Friday, April 14, 2017

GOOD FRIDAY - LITURGY OF THE PASSION OF OUR LORD


Good Friday is the day on which the Catholic Church re-lives the Passion, Death and Burial of Jesus Christ in her sacred liturgies.

It is a fast day and the only day of the year on which there are no Masses, meaning that the Eucharist is not consecrated anywhere in the world. Our communion liturgies make use of a surplus of the Blessed Sacrament that was consecrated on the day before and that is not kept within the walls of the Church for the entirety of Good Friday. The only Sacraments allowed on this day are Baptism (for those in danger of death), Penance and Anointing of the Sick.

Holy images in the Church are covered and there are a number of liturgies that commemorate the different aspects of this fast.

The Tre Ore ( or "Three Hours") is a three hour liturgical devotion that meditates on the Passion of Christ.

The Stations of the Cross is an ancient Traditional liturgical meditation in which we meditate on 14 moments during Christ's Passion. It usually utilizes permanent images inside our churches depicting the 14 stations.


Finally there is the Liturgy of the Passion of Our Lord, preferably celebrated at the Holy Hour, that is, 3:00pm, but a later hour can be used. The liturgy resembles that of a Mass, but without the consecration of the Eucharist, and includes the Veneration of the Cross. During this part of the Liturgy, a crucifix is solemnly unveiled and the congregation venerates it individually, often by kissing the feet of the image of Jesus. Afterward there is a communion liturgy in which the Eucharist that was consecrated at the Mass of the Lord's Supper, the evening prior, is distributed. Both the entrance and closing processions of this liturgy are silent.

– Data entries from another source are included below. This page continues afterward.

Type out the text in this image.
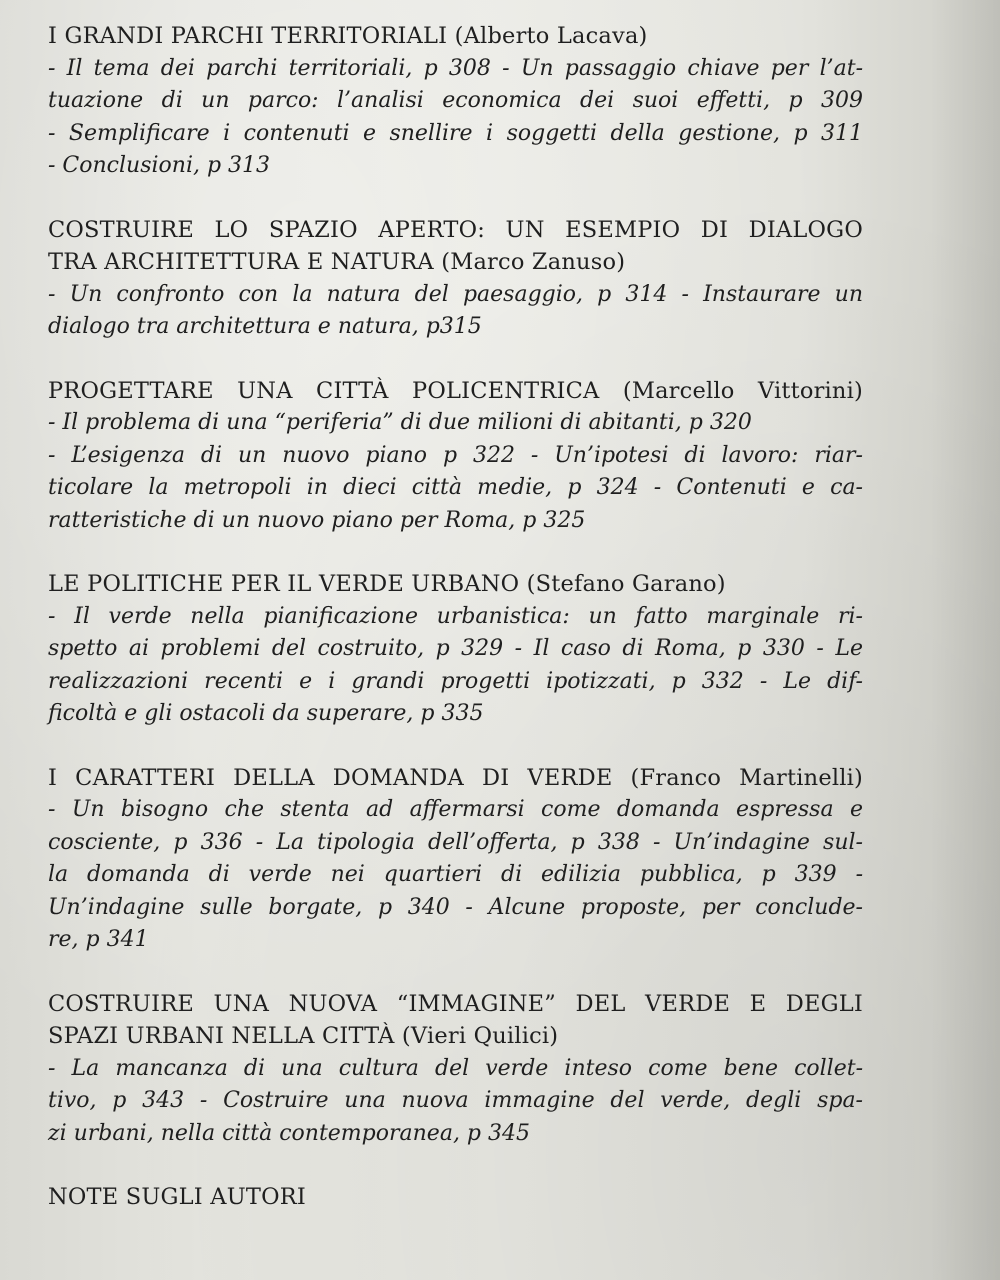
I GRANDI PARCHI TERRITORIALI (Alberto Lacava)
- Il tema dei parchi territoriali, p 308 - Un passaggio chiave per l’at-
tuazione di un parco: l’analisi economica dei suoi effetti, p 309
- Semplificare i contenuti e snellire i soggetti della gestione, p 311
- Conclusioni, p 313
COSTRUIRE LO SPAZIO APERTO: UN ESEMPIO DI DIALOGO
TRA ARCHITETTURA E NATURA (Marco Zanuso)
- Un confronto con la natura del paesaggio, p 314 - Instaurare un
dialogo tra architettura e natura, p315
PROGETTARE UNA CITTÀ POLICENTRICA (Marcello Vittorini)
- Il problema di una “periferia” di due milioni di abitanti, p 320
- L’esigenza di un nuovo piano p 322 - Un’ipotesi di lavoro: riar-
ticolare la metropoli in dieci città medie, p 324 - Contenuti e ca-
ratteristiche di un nuovo piano per Roma, p 325
LE POLITICHE PER IL VERDE URBANO (Stefano Garano)
- Il verde nella pianificazione urbanistica: un fatto marginale ri-
spetto ai problemi del costruito, p 329 - Il caso di Roma, p 330 - Le
realizzazioni recenti e i grandi progetti ipotizzati, p 332 - Le dif-
ficoltà e gli ostacoli da superare, p 335
I CARATTERI DELLA DOMANDA DI VERDE (Franco Martinelli)
- Un bisogno che stenta ad affermarsi come domanda espressa e
cosciente, p 336 - La tipologia dell’offerta, p 338 - Un’indagine sul-
la domanda di verde nei quartieri di edilizia pubblica, p 339 -
Un’indagine sulle borgate, p 340 - Alcune proposte, per conclude-
re, p 341
COSTRUIRE UNA NUOVA “IMMAGINE” DEL VERDE E DEGLI
SPAZI URBANI NELLA CITTÀ (Vieri Quilici)
- La mancanza di una cultura del verde inteso come bene collet-
tivo, p 343 - Costruire una nuova immagine del verde, degli spa-
zi urbani, nella città contemporanea, p 345
NOTE SUGLI AUTORI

In these powerful liturgies, the Church has preserved a proper contemplation of the suffering and death of Jesus Christ, a suffering to which we are meant to unite our own suffering, so that our pain and our sorrows will have meaning and become part of the very action of God, who became one of us so as to elevate even the shedding of a tear to an experience shared with He in whom being itself finds its subsistence. A death to which we are meant to unite our own death, making the price of sin, paradoxically, worthy of eternal life.